Si les tribunaux administratifs se sont déjà prononcés, de manière plus ou moins explicite, sur le sujet2, l’affaire tranchée par le Conseil d’État le 28 décembre 2023 permet d’éclairer les porteurs de projets.
Dans cette affaire, le pétitionnaire avait déposé une déclaration préalable de travaux pour la construction d’un pylône radiotéléphonie mobile3.
Ce pylône et les équipements afférents prenaient place sur une parcelle comprise dans le rayon de 500 mètres établi autour d’un monument historique, l’Aqueduc de Retz.

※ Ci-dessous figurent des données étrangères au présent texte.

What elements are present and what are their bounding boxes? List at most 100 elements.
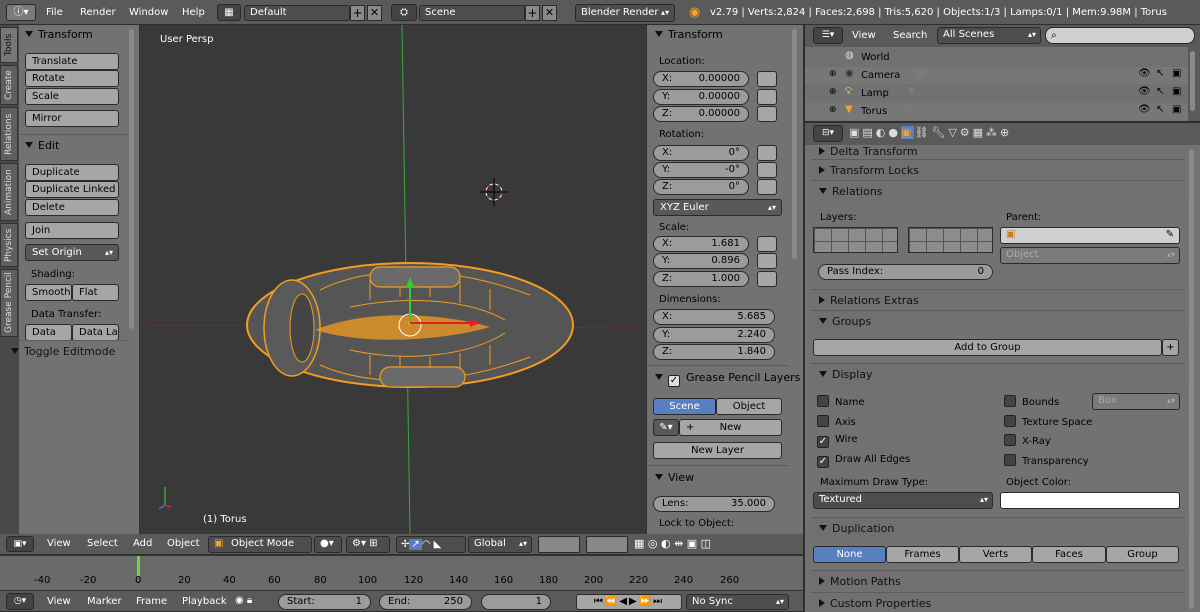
max-draw-type-select[interactable]: Textured ▴▾ <box>813 492 993 509</box>
lock-icon[interactable] <box>757 89 777 105</box>
rotation-x-field[interactable]: X: 0° <box>653 145 749 161</box>
texture-space-checkbox[interactable]: Texture Space <box>1004 415 1092 428</box>
lock-icon[interactable] <box>757 253 777 269</box>
transform-locks-header[interactable]: Transform Locks <box>811 159 1185 180</box>
display-name-checkbox[interactable]: Name <box>817 395 865 408</box>
n-transform-header[interactable]: Transform <box>655 28 723 41</box>
menu-frame[interactable]: Frame <box>136 596 167 607</box>
new-layer-button[interactable]: New Layer <box>653 442 782 459</box>
menu-select[interactable]: Select <box>87 538 118 549</box>
groups-header[interactable]: Groups <box>811 310 1185 331</box>
render-icon[interactable]: ▣ <box>1172 68 1181 79</box>
eyedropper-icon[interactable]: ✎ <box>1166 228 1174 242</box>
cursor-select-icon[interactable]: ↖ <box>1156 104 1164 115</box>
duplicate-linked-button[interactable]: Duplicate Linked <box>25 181 119 198</box>
menu-window[interactable]: Window <box>129 7 168 18</box>
menu-view[interactable]: View <box>47 538 71 549</box>
dup-verts-button[interactable]: Verts <box>959 546 1032 563</box>
dimension-y-field[interactable]: Y: 2.240 <box>653 327 775 343</box>
remove-scene-icon[interactable]: ✕ <box>542 5 557 21</box>
lock-icon[interactable] <box>757 71 777 87</box>
xray-checkbox[interactable]: X-Ray <box>1004 434 1051 447</box>
3d-viewport[interactable]: User Persp (1) Torus <box>140 25 646 534</box>
eye-icon[interactable]: 👁︎ <box>1138 68 1151 79</box>
edit-section-header[interactable]: Edit <box>25 139 59 152</box>
toggle-editmode-header[interactable]: Toggle Editmode <box>11 345 115 358</box>
outliner-filter-select[interactable]: All Scenes ▴▾ <box>937 27 1041 44</box>
display-bounds-checkbox[interactable]: Bounds <box>1004 395 1059 408</box>
tool-shelf-scrollbar[interactable] <box>129 29 134 329</box>
tab-animation[interactable]: Animation <box>0 163 18 221</box>
dimension-x-field[interactable]: X: 5.685 <box>653 309 775 325</box>
render-icon[interactable]: ▣ <box>1172 104 1181 115</box>
view-section-header[interactable]: View <box>655 471 694 484</box>
preview-range-icon[interactable]: ◉ 🔒︎ <box>235 594 269 610</box>
scene-field[interactable]: Scene <box>419 5 525 21</box>
render-icon[interactable]: ▣ <box>1172 86 1181 97</box>
display-wire-checkbox[interactable]: ✓ Wire <box>817 434 858 448</box>
scale-z-field[interactable]: Z: 1.000 <box>653 271 749 287</box>
layers-grid-icon[interactable] <box>586 536 628 553</box>
dup-faces-button[interactable]: Faces <box>1032 546 1106 563</box>
editor-type-icon[interactable]: ☰▾ <box>813 27 843 44</box>
scale-y-field[interactable]: Y: 0.896 <box>653 253 749 269</box>
menu-file[interactable]: File <box>46 7 63 18</box>
parent-type-select[interactable]: Object ▴▾ <box>1000 247 1180 264</box>
lens-field[interactable]: Lens: 35.000 <box>653 496 775 512</box>
cursor-select-icon[interactable]: ↖ <box>1156 68 1164 79</box>
info-editor-icon[interactable]: ⓘ▾ <box>6 4 36 21</box>
display-header[interactable]: Display <box>811 363 1185 384</box>
current-frame-field[interactable]: 1 <box>481 594 551 610</box>
data-layout-button[interactable]: Data La <box>72 324 119 341</box>
lock-icon[interactable] <box>757 179 777 195</box>
tab-physics[interactable]: Physics <box>0 223 18 267</box>
add-group-plus-icon[interactable]: + <box>1162 339 1179 356</box>
lock-icon[interactable] <box>757 236 777 252</box>
checkbox-icon[interactable] <box>1004 454 1016 466</box>
menu-marker[interactable]: Marker <box>87 596 122 607</box>
outliner-row-world[interactable]: ◍ World <box>805 49 1188 66</box>
tab-relations[interactable]: Relations <box>0 107 18 161</box>
dimension-z-field[interactable]: Z: 1.840 <box>653 344 775 360</box>
checkbox-checked-icon[interactable]: ✓ <box>817 456 829 468</box>
current-frame-indicator[interactable] <box>137 556 140 576</box>
checkbox-icon[interactable] <box>1004 434 1016 446</box>
cursor-select-icon[interactable]: ↖ <box>1156 86 1164 97</box>
menu-view[interactable]: View <box>852 30 876 41</box>
checkbox-checked-icon[interactable]: ✓ <box>817 436 829 448</box>
checkbox-icon[interactable] <box>817 395 829 407</box>
set-origin-select[interactable]: Set Origin ▴▾ <box>25 244 119 261</box>
add-scene-icon[interactable]: + <box>525 5 540 21</box>
editor-type-icon[interactable]: ⊟▾ <box>813 125 843 142</box>
display-axis-checkbox[interactable]: Axis <box>817 415 856 428</box>
remove-layout-icon[interactable]: ✕ <box>367 5 382 21</box>
outliner-row-lamp[interactable]: ⊕ 💡︎ Lamp ✳ 👁︎ ↖ ▣ <box>805 85 1188 102</box>
outliner-scrollbar[interactable] <box>1190 51 1195 111</box>
layers-grid-icon[interactable] <box>538 536 580 553</box>
expand-icon[interactable]: ⊕ <box>829 87 837 97</box>
n-panel-scrollbar[interactable] <box>792 29 797 259</box>
pass-index-field[interactable]: Pass Index: 0 <box>818 264 993 280</box>
screen-layout-field[interactable]: Default <box>244 5 350 21</box>
rotation-mode-select[interactable]: XYZ Euler ▴▾ <box>653 199 782 216</box>
checkbox-icon[interactable]: ✓ <box>668 375 680 387</box>
location-x-field[interactable]: X: 0.00000 <box>653 71 749 87</box>
tab-create[interactable]: Create <box>0 65 18 105</box>
dup-group-button[interactable]: Group <box>1106 546 1179 563</box>
tab-tools[interactable]: Tools <box>0 27 18 63</box>
menu-add[interactable]: Add <box>133 538 152 549</box>
orientation-select[interactable]: Global ▴▾ <box>468 536 532 553</box>
scale-x-field[interactable]: X: 1.681 <box>653 236 749 252</box>
grease-pencil-layers-header[interactable]: ✓ Grease Pencil Layers <box>655 371 800 387</box>
tab-grease-pencil[interactable]: Grease Pencil <box>0 269 18 337</box>
gp-scene-button[interactable]: Scene <box>653 398 716 415</box>
checkbox-icon[interactable] <box>817 415 829 427</box>
delete-button[interactable]: Delete <box>25 199 119 216</box>
scale-button[interactable]: Scale <box>25 88 119 105</box>
search-input[interactable]: ⌕ <box>1045 27 1195 44</box>
menu-view[interactable]: View <box>47 596 71 607</box>
render-tools-icons[interactable]: ▦ ◎ ◐ ⇹ ▣ ◫ <box>634 536 784 553</box>
rotation-y-field[interactable]: Y: -0° <box>653 162 749 178</box>
flat-button[interactable]: Flat <box>72 284 119 301</box>
pencil-icon[interactable]: ✎▾ <box>653 419 679 436</box>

Le plan des servitudes d’utilité publique de la commune annexé au PLU matérialisait d’ailleurs avec précision les contours de ce périmètre autour de l’Aqueduc, légendé comme « monument historique inscrit avec périmètre de protection ».
Consulté sur le projet, l’architecte des bâtiments de France avait souligné que le projet n’était pas situé dans le champ de visibilité dudit monument.
La commune considérait néanmoins que la question de savoir si le projet était ou non visible du monument historique Aqueduc du Retz était indifférente.
Selon elle, la seule inclusion du terrain d’assiette du projet dans le périmètre de la servitude annexée au PLU suffisait à rendre applicable la protection au titre des abords audit terrain, et impliquait donc le dépôt d’un permis de construire en lieu et place d’une déclaration préalable de travaux.
Le Conseil d’État a censuré ce raisonnement.
En effet, dès lors qu’aucun périmètre délimité n’avait été institué autour du monument historique, la servitude de protection au titre des abords ne pouvait s’appliquer qu’aux immeubles, bâtis ou non bâtis, situés à moins de cinq cents mètres de celui-ci et visibles depuis ce monument ou en même temps que lui.
Le critère de la visibilité n’étant pas rempli en l’espèce, les effets engendrés par la servitude de protection ne pouvaient trouver à s’appliquer en sorte qu’une simple déclaration préalable suffisait pour la réalisation des travaux.
Suivant les conclusions de son rapporteur public qui avait relevé qu’il n’était pas établi avec la force de l’évidence requise en référé que le cercle matérialisé dans le plan des servitudes d’utilité publique correspondrait à un périmètre délimité au sens des articles L. 621–30 et L. 621–31 du code du patrimoine, plutôt qu’au rayon de 500 mètres de droit commun, le Conseil d’État a rejeté le pourvoi.
Ainsi, en l’absence de périmètre délimité des abords, un projet de construction4 situé dans le rayon de 500 mètres autour d’un monument historique mais ni visible depuis ce monument ni visible en même temps que lui doit faire l’objet d’une déclaration préalable de travaux et non d’un permis de construire.